The ulema can claim this situation as a great success, but their followers see it as a failure, which has resulted in violent religious groups and religious vigilantism. The Deoband movement in Pakistan first gave birth to the Sipah-e-Sahaba and then to the Taliban and Tehreek-e-Taliban Pakistan (TTP).

These kinds of religious parties hold that any act done in the name of Islam should not be questioned. Their strength does not lie in numbers but in blackmail and nuisance value, which make them both useful and threatening to the ruling elite and helps them in cutting deals with them.

The deathly silence from religious leaders over the lynching in Mardan is not without meaning.
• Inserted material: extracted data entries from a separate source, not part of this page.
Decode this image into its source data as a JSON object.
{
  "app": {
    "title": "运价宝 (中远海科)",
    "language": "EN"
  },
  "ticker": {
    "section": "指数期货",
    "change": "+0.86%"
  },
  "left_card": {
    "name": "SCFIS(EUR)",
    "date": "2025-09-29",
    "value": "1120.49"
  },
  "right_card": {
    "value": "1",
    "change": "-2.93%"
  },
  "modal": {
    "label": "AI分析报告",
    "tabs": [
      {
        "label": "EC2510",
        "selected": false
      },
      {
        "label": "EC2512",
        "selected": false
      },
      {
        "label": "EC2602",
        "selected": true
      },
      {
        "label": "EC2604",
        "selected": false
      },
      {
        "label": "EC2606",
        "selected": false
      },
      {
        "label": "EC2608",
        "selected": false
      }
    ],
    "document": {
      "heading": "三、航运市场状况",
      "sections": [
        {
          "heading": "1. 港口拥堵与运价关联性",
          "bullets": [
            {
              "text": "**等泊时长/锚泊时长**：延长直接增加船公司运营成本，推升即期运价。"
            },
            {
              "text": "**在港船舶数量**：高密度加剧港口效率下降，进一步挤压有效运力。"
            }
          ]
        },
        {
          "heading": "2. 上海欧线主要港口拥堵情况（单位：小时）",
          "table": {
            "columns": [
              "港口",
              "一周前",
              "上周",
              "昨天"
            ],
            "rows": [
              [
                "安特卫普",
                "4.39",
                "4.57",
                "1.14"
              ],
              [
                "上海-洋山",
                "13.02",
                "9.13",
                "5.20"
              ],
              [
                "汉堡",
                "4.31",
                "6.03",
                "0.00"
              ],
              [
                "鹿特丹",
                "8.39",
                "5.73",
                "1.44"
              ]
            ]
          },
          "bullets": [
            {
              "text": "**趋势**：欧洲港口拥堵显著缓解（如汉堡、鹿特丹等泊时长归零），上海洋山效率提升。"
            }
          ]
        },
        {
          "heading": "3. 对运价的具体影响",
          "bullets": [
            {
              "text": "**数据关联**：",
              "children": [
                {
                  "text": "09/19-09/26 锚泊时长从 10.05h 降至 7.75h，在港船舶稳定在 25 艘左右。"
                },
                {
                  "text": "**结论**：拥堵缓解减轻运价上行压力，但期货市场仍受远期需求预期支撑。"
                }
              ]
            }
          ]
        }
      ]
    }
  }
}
Maulana Fazlur Rehman has ironically condemned American bombing in Afghan while keeping silent over this most gruesome murder in his own area of influence.

The JUH has harmed Muslims in India and the JUI, and other ulema, have harmed Muslims in Pakistan. The failure of the ulema in 1920 had turned Muslims away from ulema. Their failure, a century later, is turning people away from Islam. Congratulations on the centenary of the Jamiat-e-Ulema.

The writer is an anthropologist and development professional.